Cutting out computation
In machine learning, data are often represented and manipulated as multidimensional arrays known as tensors. A tensor is like a matrix, which is a rectangular array of values arranged on two axes, rows and columns. But unlike a two-dimensional matrix, a tensor can have many dimensions, or axes, making tensors more difficult to manipulate.
Deep-learning models perform operations on tensors using repeated matrix multiplication and addition — this process is how neural networks learn complex patterns in data. The sheer volume of calculations that must be performed on these multidimensional data structures requires an enormous amount of computation and energy.
But because of the way data in tensors are arranged, engineers can often boost the speed of a neural network by cutting out redundant computations.

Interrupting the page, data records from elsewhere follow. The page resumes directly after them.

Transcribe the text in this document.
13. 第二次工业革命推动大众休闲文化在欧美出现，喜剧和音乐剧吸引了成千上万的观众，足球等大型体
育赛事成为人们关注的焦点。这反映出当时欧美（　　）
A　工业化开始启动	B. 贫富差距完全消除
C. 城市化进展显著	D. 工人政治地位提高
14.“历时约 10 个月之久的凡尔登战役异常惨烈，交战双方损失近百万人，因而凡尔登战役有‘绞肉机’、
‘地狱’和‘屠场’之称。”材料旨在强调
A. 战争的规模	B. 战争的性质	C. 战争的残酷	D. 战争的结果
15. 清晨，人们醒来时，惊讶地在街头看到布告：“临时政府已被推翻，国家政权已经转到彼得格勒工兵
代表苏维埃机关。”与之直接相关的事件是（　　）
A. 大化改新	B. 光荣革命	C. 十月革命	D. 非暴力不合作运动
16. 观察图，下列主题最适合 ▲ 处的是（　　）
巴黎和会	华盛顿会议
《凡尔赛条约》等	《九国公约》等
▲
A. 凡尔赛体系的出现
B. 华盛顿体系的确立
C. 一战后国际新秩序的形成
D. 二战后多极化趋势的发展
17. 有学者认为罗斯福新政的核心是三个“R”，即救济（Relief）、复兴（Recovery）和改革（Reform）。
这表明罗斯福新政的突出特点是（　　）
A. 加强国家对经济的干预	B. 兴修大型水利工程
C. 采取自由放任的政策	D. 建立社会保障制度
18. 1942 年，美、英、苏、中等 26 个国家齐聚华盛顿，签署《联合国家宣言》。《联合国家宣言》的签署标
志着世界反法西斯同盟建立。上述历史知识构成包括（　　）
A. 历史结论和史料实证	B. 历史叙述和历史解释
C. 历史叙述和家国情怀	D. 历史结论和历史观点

For instance, if a tensor represents user review data from an e-commerce site, since not every user reviewed every product, most values in that tensor are likely zero. This type of data redundancy is called sparsity. A model can save time and computation by only storing and operating on non-zero values.

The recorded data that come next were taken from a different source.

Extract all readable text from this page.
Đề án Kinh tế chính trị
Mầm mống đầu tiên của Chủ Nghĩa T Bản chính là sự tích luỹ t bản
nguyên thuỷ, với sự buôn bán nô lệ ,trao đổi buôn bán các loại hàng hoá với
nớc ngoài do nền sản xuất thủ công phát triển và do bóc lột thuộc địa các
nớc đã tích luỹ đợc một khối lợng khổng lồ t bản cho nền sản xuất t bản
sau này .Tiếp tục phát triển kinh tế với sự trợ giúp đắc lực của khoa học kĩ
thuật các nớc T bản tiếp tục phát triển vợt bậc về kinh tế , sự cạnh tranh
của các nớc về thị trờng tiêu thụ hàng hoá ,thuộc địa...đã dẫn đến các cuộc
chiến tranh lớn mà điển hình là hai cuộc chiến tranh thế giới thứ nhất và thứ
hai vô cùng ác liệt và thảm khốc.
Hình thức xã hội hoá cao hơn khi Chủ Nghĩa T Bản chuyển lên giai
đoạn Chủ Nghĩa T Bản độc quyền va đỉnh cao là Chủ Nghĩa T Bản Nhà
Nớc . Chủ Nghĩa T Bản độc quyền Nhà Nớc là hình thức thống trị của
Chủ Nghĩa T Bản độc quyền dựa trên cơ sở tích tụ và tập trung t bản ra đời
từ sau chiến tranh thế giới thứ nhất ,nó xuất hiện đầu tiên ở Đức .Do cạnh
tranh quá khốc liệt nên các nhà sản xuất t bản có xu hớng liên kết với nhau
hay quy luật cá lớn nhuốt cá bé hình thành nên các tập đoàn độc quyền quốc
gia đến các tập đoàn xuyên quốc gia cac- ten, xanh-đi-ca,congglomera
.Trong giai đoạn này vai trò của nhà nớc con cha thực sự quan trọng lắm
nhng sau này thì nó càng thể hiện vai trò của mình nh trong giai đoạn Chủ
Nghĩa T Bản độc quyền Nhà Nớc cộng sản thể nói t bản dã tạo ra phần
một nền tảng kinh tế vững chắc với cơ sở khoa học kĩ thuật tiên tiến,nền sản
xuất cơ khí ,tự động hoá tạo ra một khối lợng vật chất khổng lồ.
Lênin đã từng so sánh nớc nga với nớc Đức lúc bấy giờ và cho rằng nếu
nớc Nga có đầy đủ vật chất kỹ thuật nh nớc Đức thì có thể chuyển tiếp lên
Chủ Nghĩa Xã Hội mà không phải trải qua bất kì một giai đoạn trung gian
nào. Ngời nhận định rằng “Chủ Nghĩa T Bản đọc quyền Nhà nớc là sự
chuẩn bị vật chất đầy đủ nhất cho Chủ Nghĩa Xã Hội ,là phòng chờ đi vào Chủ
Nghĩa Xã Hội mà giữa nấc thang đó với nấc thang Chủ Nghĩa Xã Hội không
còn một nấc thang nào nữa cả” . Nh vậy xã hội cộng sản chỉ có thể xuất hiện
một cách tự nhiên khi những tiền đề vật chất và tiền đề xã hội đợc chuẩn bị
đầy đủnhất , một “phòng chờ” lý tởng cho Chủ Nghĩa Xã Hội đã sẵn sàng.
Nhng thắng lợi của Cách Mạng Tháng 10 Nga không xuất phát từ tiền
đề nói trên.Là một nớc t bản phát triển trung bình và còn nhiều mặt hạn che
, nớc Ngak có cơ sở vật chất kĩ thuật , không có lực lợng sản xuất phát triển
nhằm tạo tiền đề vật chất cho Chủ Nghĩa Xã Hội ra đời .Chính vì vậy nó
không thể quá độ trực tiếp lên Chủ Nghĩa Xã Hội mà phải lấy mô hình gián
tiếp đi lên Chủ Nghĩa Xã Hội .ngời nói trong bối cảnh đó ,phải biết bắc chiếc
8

In addition, sometimes a tensor is symmetric, which means the top half and bottom half of the data structure are equal. In this case, the model only needs to operate on one half, reducing the amount of computation. This type of data redundancy is called symmetry.
“But when you try to capture both of these optimizations, the situation becomes quite complex,” Ahrens says.

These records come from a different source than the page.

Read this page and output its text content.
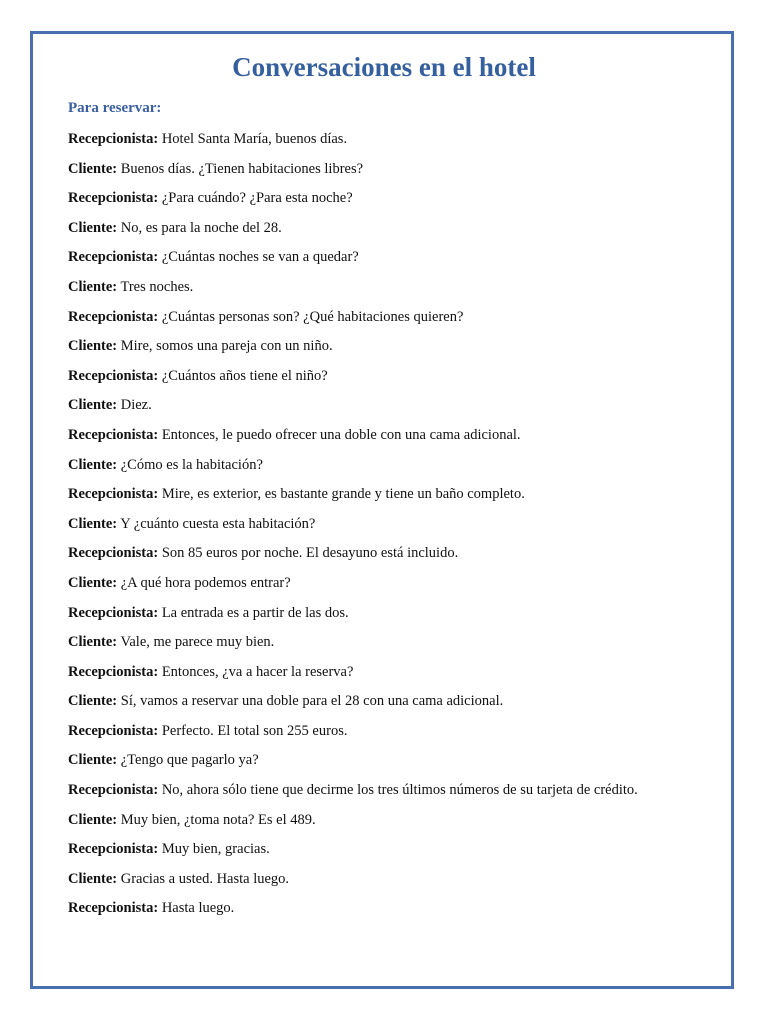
Conversaciones en el hotel
Para reservar:
Recepcionista: Hotel Santa María, buenos días.
Cliente: Buenos días. ¿Tienen habitaciones libres?
Recepcionista: ¿Para cuándo? ¿Para esta noche?
Cliente: No, es para la noche del 28.
Recepcionista: ¿Cuántas noches se van a quedar?
Cliente: Tres noches.
Recepcionista: ¿Cuántas personas son? ¿Qué habitaciones quieren?
Cliente: Mire, somos una pareja con un niño.
Recepcionista: ¿Cuántos años tiene el niño?
Cliente: Diez.
Recepcionista: Entonces, le puedo ofrecer una doble con una cama adicional.
Cliente: ¿Cómo es la habitación?
Recepcionista: Mire, es exterior, es bastante grande y tiene un baño completo.
Cliente: Y ¿cuánto cuesta esta habitación?
Recepcionista: Son 85 euros por noche. El desayuno está incluido.
Cliente: ¿A qué hora podemos entrar?
Recepcionista: La entrada es a partir de las dos.
Cliente: Vale, me parece muy bien.
Recepcionista: Entonces, ¿va a hacer la reserva?
Cliente: Sí, vamos a reservar una doble para el 28 con una cama adicional.
Recepcionista: Perfecto. El total son 255 euros.
Cliente: ¿Tengo que pagarlo ya?
Recepcionista: No, ahora sólo tiene que decirme los tres últimos números de su tarjeta de crédito.
Cliente: Muy bien, ¿toma nota? Es el 489.
Recepcionista: Muy bien, gracias.
Cliente: Gracias a usted. Hasta luego.
Recepcionista: Hasta luego.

To simplify the process, she and her collaborators built a new compiler, which is a computer program that translates complex code into a simpler language that can be processed by a machine. Their compiler, called SySTeC, can optimize computations by automatically taking advantage of both sparsity and symmetry in tensors.
They began the process of building SySTeC by identifying three key optimizations they can perform using symmetry.
First, if the algorithm’s output tensor is symmetric, then it only needs to compute one half of it. Second, if the input tensor is symmetric, then algorithm only needs to read one half of it. Finally, if intermediate results of tensor operations are symmetric, the algorithm can skip redundant computations.
Simultaneous optimizations
To use SySTeC, a developer inputs their program and the system automatically optimizes their code for all three types of symmetry. Then the second phase of SySTeC performs additional transformations to only store non-zero data values, optimizing the program for sparsity.
In the end, SySTeC generates ready-to-use code.
“In this way, we get the benefits of both optimizations. And the interesting thing about symmetry is, as your tensor has more dimensions, you can get even more savings on computation,” Ahrens says.
The researchers demonstrated speedups of nearly a factor of 30 with code generated automatically by SySTeC.
Because the system is automated, it could be especially useful in situations where a scientist wants to process data using an algorithm they are writing from scratch.
In the future, the researchers want to integrate SySTeC into existing sparse tensor compiler systems to create a seamless interface for users. In addition, they would like to use it to optimize code for more complicated programs.
This work is funded, in part, by Intel, the National Science Foundation, the Defense Advanced Research Projects Agency, and the Department of Energy.